Tuesday, February 16, 2016

Lenten Discipline Progress Report: Week 1

First, the good news.  I am reading my way through Henri Nouwen's Show Me the Way:  Readings for Each Day of Lent.  I read it after I read the morning prayers in Phyllis Tickle's The Divine Hours.  It fits nicely with a daily discipline that I already follow.

However, this pilgrim is not doing well with her plan to color on sheets that give me a circle or a square for each day of Lent.  The spaces are too small, and my markers have too broad a stroke.

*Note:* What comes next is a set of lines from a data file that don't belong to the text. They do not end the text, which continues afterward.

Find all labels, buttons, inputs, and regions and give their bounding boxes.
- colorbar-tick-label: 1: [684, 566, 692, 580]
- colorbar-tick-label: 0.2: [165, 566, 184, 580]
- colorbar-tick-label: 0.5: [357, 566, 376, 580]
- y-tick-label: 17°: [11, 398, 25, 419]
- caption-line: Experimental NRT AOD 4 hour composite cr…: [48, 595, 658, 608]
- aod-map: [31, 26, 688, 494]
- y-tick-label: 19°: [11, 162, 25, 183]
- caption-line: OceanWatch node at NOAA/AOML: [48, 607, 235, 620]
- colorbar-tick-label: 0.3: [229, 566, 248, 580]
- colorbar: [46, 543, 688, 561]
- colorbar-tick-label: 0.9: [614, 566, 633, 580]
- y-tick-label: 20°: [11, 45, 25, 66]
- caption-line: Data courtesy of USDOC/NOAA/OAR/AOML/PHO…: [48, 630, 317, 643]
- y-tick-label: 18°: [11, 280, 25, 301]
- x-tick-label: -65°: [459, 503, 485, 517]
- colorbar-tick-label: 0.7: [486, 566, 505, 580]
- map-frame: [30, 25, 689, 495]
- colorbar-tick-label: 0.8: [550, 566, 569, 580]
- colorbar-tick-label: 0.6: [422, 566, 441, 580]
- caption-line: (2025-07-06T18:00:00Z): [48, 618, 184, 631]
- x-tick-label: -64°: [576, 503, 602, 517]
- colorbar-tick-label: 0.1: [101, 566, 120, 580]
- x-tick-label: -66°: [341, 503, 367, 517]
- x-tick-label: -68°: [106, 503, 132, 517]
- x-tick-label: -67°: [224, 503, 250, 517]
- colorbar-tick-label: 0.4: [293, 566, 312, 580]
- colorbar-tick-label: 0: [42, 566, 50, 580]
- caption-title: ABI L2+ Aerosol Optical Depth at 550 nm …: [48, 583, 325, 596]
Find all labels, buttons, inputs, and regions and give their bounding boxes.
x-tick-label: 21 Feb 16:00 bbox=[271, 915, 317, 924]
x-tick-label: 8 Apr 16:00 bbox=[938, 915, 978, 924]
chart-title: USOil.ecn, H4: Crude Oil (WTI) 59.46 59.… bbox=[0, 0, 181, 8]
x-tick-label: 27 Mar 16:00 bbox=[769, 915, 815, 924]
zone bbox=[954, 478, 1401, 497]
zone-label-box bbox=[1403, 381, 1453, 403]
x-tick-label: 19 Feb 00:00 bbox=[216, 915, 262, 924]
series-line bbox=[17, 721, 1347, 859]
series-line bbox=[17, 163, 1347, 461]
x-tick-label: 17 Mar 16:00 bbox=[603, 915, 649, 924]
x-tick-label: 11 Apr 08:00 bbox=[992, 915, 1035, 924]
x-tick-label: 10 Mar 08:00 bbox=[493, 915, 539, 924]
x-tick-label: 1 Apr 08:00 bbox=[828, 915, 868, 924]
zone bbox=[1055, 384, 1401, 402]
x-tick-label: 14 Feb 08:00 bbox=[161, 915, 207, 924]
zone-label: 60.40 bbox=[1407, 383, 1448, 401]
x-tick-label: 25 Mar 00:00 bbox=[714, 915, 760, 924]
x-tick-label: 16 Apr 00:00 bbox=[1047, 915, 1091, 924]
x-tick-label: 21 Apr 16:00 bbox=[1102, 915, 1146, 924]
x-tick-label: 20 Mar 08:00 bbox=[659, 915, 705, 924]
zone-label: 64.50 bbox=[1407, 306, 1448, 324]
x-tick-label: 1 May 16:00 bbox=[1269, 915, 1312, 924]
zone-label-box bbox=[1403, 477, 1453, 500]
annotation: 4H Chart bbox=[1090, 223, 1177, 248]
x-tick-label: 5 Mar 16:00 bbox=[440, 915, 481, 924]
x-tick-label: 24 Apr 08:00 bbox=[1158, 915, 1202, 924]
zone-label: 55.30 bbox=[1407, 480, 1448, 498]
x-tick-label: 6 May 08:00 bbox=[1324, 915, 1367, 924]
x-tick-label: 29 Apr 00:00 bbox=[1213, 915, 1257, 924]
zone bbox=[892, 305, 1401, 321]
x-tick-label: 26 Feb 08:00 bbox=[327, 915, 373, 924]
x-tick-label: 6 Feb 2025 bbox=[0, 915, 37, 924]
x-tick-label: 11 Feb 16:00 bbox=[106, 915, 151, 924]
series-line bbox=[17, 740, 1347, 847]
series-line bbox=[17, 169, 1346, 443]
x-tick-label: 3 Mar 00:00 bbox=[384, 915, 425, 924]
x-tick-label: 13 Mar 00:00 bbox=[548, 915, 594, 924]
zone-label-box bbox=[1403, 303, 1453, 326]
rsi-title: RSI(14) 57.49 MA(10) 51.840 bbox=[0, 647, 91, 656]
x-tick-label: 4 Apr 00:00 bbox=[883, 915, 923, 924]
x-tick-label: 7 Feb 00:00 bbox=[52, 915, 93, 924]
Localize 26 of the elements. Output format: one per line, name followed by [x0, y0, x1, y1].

And frankly, adding another daily discipline to my life--in retrospect, I'm seeing the error of this plan.  But I would like to play more with color and markers.  Should I go to the store and get the perfect notebook?  The one that I have that I'm using as my weekly journal that keeps up with my goals and progress--I'd like something like that.

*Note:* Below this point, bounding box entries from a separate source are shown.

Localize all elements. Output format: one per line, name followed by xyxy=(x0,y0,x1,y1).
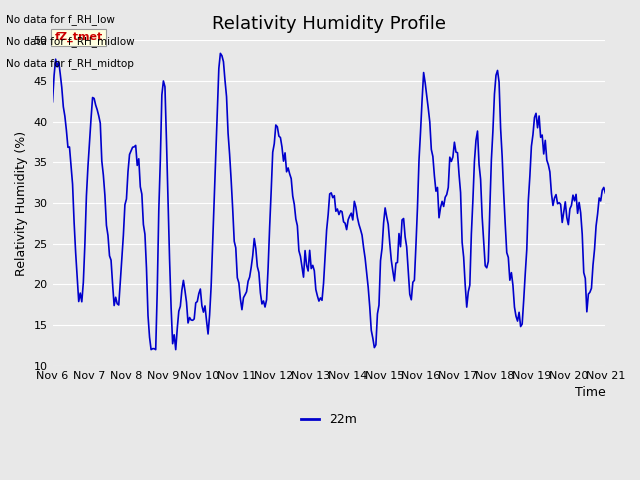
Title: Relativity Humidity Profile: Relativity Humidity Profile xyxy=(212,15,446,33)
Text: No data for f_RH_midtop: No data for f_RH_midtop xyxy=(6,58,134,69)
Text: fZ_tmet: fZ_tmet xyxy=(54,32,102,42)
Text: No data for f_RH_midlow: No data for f_RH_midlow xyxy=(6,36,135,47)
Y-axis label: Relativity Humidity (%): Relativity Humidity (%) xyxy=(15,131,28,276)
X-axis label: Time: Time xyxy=(575,386,605,399)
Text: No data for f_RH_low: No data for f_RH_low xyxy=(6,14,115,25)
Legend: 22m: 22m xyxy=(296,408,362,432)
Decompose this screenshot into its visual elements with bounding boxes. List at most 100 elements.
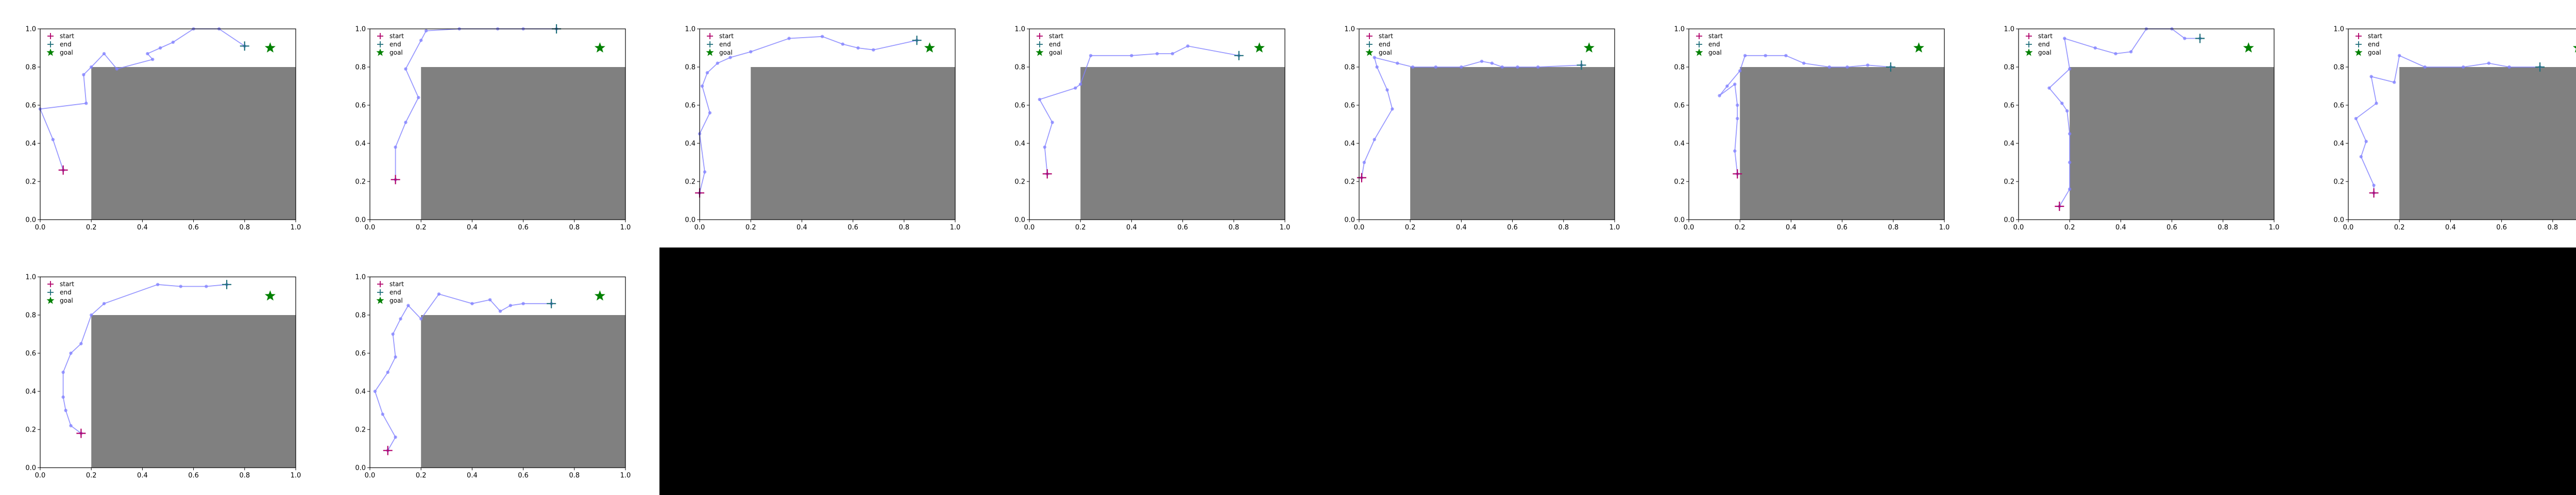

But do I really need to go to the store?

So, I have returned to the arts and crafts bookcase, and sure enough, I have some old sketchbooks.  They feel almost too big, but maybe the 6 x 8 sheets will be a good antidote to the too-small circles and squares.

The other problem I have with restrictive daily disciplines is that they may edge out the serendipitous discoveries that could come my way.  I had no plans to read The Fellowship:  the Literary Lives of the Inklings  by Carol Zaleski and Philip Zaleski as part of my Lent.  But it's a wonderful Lenten journey.  It's about the literary and spiritual lives of C. S. Lewis and J. R. R. Tolkien and their circles.

I find it curious that I can read this book and feel absolutely no desire to read the works of these writers.  I have a fondness for some of the theology of Lewis, and I spent my childhood years devouring the Narnia series.  I read The Hobbit, and although I enjoyed it, I couldn't make my way through any other Tolkien work.

When I read Paul Elie's The Life You Save May Be Your Own, I immediately went back to Flannery O'Connor (who, truth be told is never far from my thoughts) and Thomas Merton.  I wanted to read Dorothy Day and Walker Percy.  It was a different experience from The Fellowship.

It's good to remember that we are still in the early days of Lent.  There is still hope for our Lenten disciplines.